The season of Christ’s birth is a fact from the past that is taken by faith. It should carry us forward to remember that He would one day die for our sins and then resurrect back up from the dead. His resurrection authenticates the resurrection of everyone who has received Christ since that great day nearly two millennia back in time. It all gives us the opportunity to be: “Looking for that blessed hope, and the glorious appearing of the great God and our Savior Jesus Christ” (Titus 2:13).

“For unto us a child is born, unto us a son is given,” records the first fact of Isaiah 9:6, which gives us the Christmas account. We then see a colon which divides the thought from the rest of the sentence. So far, that colon has spanned 2,000 years, until the day when “the government shall be upon his shoulder.” Verse seven tell us that “the zeal of the Lord of hosts will perform this,” and so we can just take it as that.

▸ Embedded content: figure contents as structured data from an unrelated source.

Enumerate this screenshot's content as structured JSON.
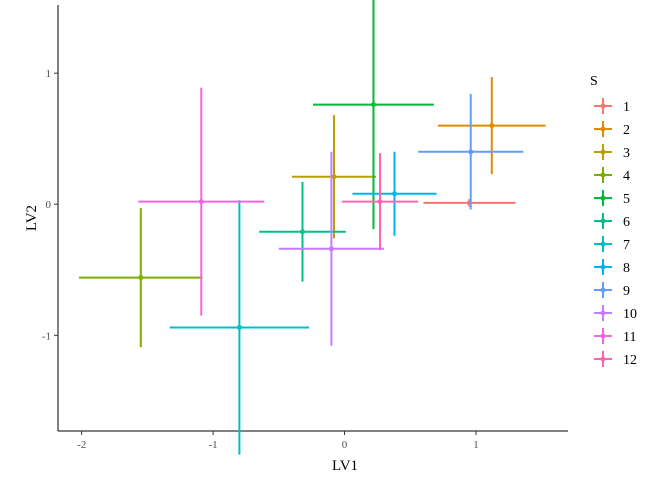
{
  "chart_data": {
    "type": "scatter",
    "x_label": "LV1",
    "y_label": "LV2",
    "legend_title": "S",
    "xlim": [
      -2.18,
      1.7
    ],
    "ylim": [
      -1.73,
      1.52
    ],
    "xticks": [
      -2,
      -1,
      0,
      1
    ],
    "yticks": [
      -1,
      0,
      1
    ],
    "grid": false,
    "legend_position": "right",
    "series": [
      {
        "name": "1",
        "color": "#F8766D",
        "x": [
          0.95
        ],
        "values": [
          0.01
        ],
        "xerr": [
          0.35
        ],
        "yerr": [
          0.03
        ]
      },
      {
        "name": "2",
        "color": "#DE8C00",
        "x": [
          1.12
        ],
        "values": [
          0.6
        ],
        "xerr": [
          0.41
        ],
        "yerr": [
          0.37
        ]
      },
      {
        "name": "3",
        "color": "#B79F00",
        "x": [
          -0.08
        ],
        "values": [
          0.21
        ],
        "xerr": [
          0.32
        ],
        "yerr": [
          0.47
        ]
      },
      {
        "name": "4",
        "color": "#7CAE00",
        "x": [
          -1.55
        ],
        "values": [
          -0.56
        ],
        "xerr": [
          0.47
        ],
        "yerr": [
          0.53
        ]
      },
      {
        "name": "5",
        "color": "#00BA38",
        "x": [
          0.22
        ],
        "values": [
          0.76
        ],
        "xerr": [
          0.46
        ],
        "yerr": [
          0.95
        ]
      },
      {
        "name": "6",
        "color": "#00C08B",
        "x": [
          -0.32
        ],
        "values": [
          -0.21
        ],
        "xerr": [
          0.33
        ],
        "yerr": [
          0.38
        ]
      },
      {
        "name": "7",
        "color": "#00BFC4",
        "x": [
          -0.8
        ],
        "values": [
          -0.94
        ],
        "xerr": [
          0.53
        ],
        "yerr": [
          0.97
        ]
      },
      {
        "name": "8",
        "color": "#00B4F0",
        "x": [
          0.38
        ],
        "values": [
          0.08
        ],
        "xerr": [
          0.32
        ],
        "yerr": [
          0.32
        ]
      },
      {
        "name": "9",
        "color": "#619CFF",
        "x": [
          0.96
        ],
        "values": [
          0.4
        ],
        "xerr": [
          0.4
        ],
        "yerr": [
          0.44
        ]
      },
      {
        "name": "10",
        "color": "#C77CFF",
        "x": [
          -0.1
        ],
        "values": [
          -0.34
        ],
        "xerr": [
          0.4
        ],
        "yerr": [
          0.74
        ]
      },
      {
        "name": "11",
        "color": "#F564E3",
        "x": [
          -1.09
        ],
        "values": [
          0.02
        ],
        "xerr": [
          0.48
        ],
        "yerr": [
          0.87
        ]
      },
      {
        "name": "12",
        "color": "#FF64B0",
        "x": [
          0.27
        ],
        "values": [
          0.02
        ],
        "xerr": [
          0.29
        ],
        "yerr": [
          0.37
        ]
      }
    ]
  }
}
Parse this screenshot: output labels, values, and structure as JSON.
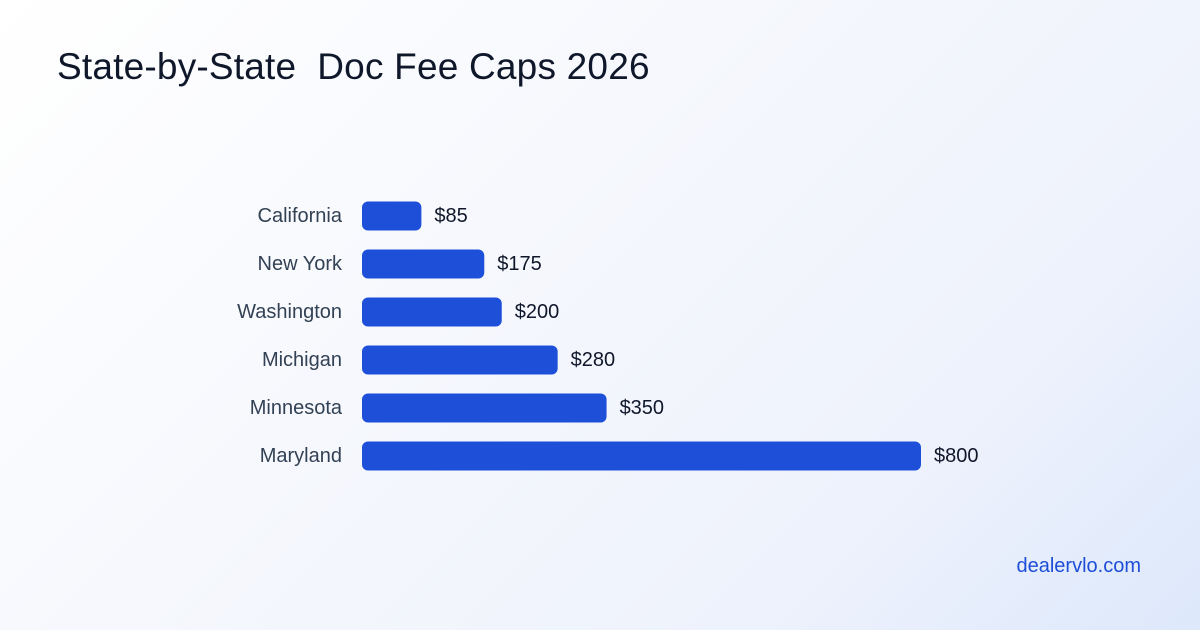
{
  "title": "State-by-State  Doc Fee Caps 2026",
  "brand": "dealervlo.com",
  "colors": {
    "bar": "#1d4fd8",
    "accent": "#1d4ed8"
  },
  "chart_data": {
    "type": "bar",
    "orientation": "horizontal",
    "title": "State-by-State  Doc Fee Caps 2026",
    "categories": [
      "California",
      "New York",
      "Washington",
      "Michigan",
      "Minnesota",
      "Maryland"
    ],
    "values": [
      85,
      175,
      200,
      280,
      350,
      800
    ],
    "value_labels": [
      "$85",
      "$175",
      "$200",
      "$280",
      "$350",
      "$800"
    ],
    "xlim": [
      0,
      800
    ],
    "grid": false,
    "legend": "none"
  }
}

We do not need to know how it will happen.

That little double-dot colon includes the events found later on, in Isaiah chapter 53. Along with Psalm 22, this chapter gives a vivid account of the suffering and eventual satisfaction of Christ. Isaiah 53:2 speaks of His tender and common humanity, and verse three of how He was rejected and despised (and still is by most today). Jesus Christ bears the grief and iniquity for sin that you and I deserve (verses 4-6) in his substitutionary death. The next three verses prophesy the details we now understand as history.

The gospel story does not end with a deceased Savior, still hanging on a cross. We do not worship a dead Christ, but rather a living. He rose again from the grave in victory! Isaiah records the satisfaction and saving resurrection of Christ in verses nine through 11 and His sovereign reign in verse 12.

We have a rejoicing Savior in Christ! Millions have found sweet forgiveness and healing in Christ over the millennia since His life. There is real joy for us this season if we will accept the gift of eternal life that He longs to give.

Christmas begins with the hallelujah of Christ’s virgin birth because it makes possible our second birth. You’ll never have the real joy of Christmas without the true worship of Jesus Christ! Start your new year with Him. The Lord God omnipotent reigneth. Hallelujah!

R.D. “Bob” Hottle is a retired schoolteacher, farmer and pastor of the Anchor Baptist Church.